Both my parents became school teachers and my father also worked as an iron worker and carpenter throughout my childhood. We attended church at my mothers demand except for my father. When I asked my mother why my father did not attend I would be scolded and at times whipped for asking. As I grew into my teenage years I became more and more uncomfortable with listening and talking about God and the bible. To me the stories seemed made up to try to teach a point using extreme examples and metaphors similar to the children’s books I grew up with. My mother continued to make me go to bible school and church until I was sixteen. By that age I had involved myself in enough sports, school events and started working that she left me alone about it. We still went to my but I still never felt comfortable. It was like going to a black tie affair wearing cut off shorts and flip flops. I could feel the stares and hear whispers, as if everyone was judging me the entire time I was there.
While I was in college I fell in love and moved in with a girl who was studying to get her masters in psychology. That did not go over well with my mother, and that distanced me from the rest of my family. During this time my grandfathers church members basically kicked my grandfather out of his own church. The one he built and had taught at for more than thirty years. He resisted the more modern ideas that had surfaced in Christianity over the years and believed in the fundamental teachings of the Lord. After he had retired from being a millwright, leading his flock in that church was his and my grandmothers’ way of life. A year after they were exiled from the church my grandmother fell ill with a brain tumor. I visited her in the hospital and she was in so much pain it killed me to see her. She died within a month and my mother asked the church to have her visitation at the church and they said it would not be in their best interest. A year later my grandfather fell ill with the same brain cancer and died. This time my mother did not ask the church for service. Apparently this time it was not even in any one of the members best interest to pay respects to my grandfather at the funeral home or at the burial.

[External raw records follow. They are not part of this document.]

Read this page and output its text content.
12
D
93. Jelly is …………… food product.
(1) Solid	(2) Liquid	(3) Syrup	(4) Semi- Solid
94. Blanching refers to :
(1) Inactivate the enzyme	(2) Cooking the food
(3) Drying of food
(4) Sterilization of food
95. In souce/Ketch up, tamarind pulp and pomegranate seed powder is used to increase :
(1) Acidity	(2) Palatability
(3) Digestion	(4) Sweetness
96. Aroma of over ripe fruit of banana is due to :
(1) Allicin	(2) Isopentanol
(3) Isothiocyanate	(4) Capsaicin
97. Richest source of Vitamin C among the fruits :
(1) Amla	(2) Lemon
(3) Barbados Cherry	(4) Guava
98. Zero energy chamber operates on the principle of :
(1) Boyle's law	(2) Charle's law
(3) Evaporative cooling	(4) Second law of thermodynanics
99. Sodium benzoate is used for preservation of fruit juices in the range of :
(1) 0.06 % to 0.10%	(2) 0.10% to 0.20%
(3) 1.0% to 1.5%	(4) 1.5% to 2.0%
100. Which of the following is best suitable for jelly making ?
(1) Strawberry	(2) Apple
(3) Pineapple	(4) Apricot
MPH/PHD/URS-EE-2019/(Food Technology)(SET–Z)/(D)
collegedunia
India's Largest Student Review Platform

This was my breaking point. I started studying the bible, something that I had never really done past the teachings of bible school and Sunday school. I started finding contradictions, unanswered questions, and things that just made no sense to me. I would talk to ministers at the local churches to try to answer these questions that I had and none could give me a straight forward answer. I soon learned that for a Christian the answer to everything is either “it was the Lords work” or “the Devils work” depending on the situation. I also found that when asked about different scriptures in the bible they twist and bend the context and meaning until the outcome suits their needs. I also wondered where the book of "Jesus" was located in the bible. Why did Jesus himself not write any of the bible? I was told that he was born poor and was not taught to write, by one minister. I was told by another that Jesus was sent to teach by example and by word of mouth. So in other words he could turn water into wine but could not write. And only decades later, after the death of Jesus, did God think to have someone write something down about his life. At this point I just gave up. My faith was gone and I enjoy my life not feeling like I am constantly being judged by a hateful god. I follow the theories of creation and keep myself apprised on progress of new discoveries that only reinforce my choice not to believe in God. I see now the cruelty and dark intent of organized religions, and how they are used to control and numb the minds of people. Religions of the past oppressed people to keep tyrants in power and haven’t changed much. The profits of the religion machine keep rolling in as they brainwash more people everyday, by taking advantage of weakness and fear. I am a born again human and my eyes are open!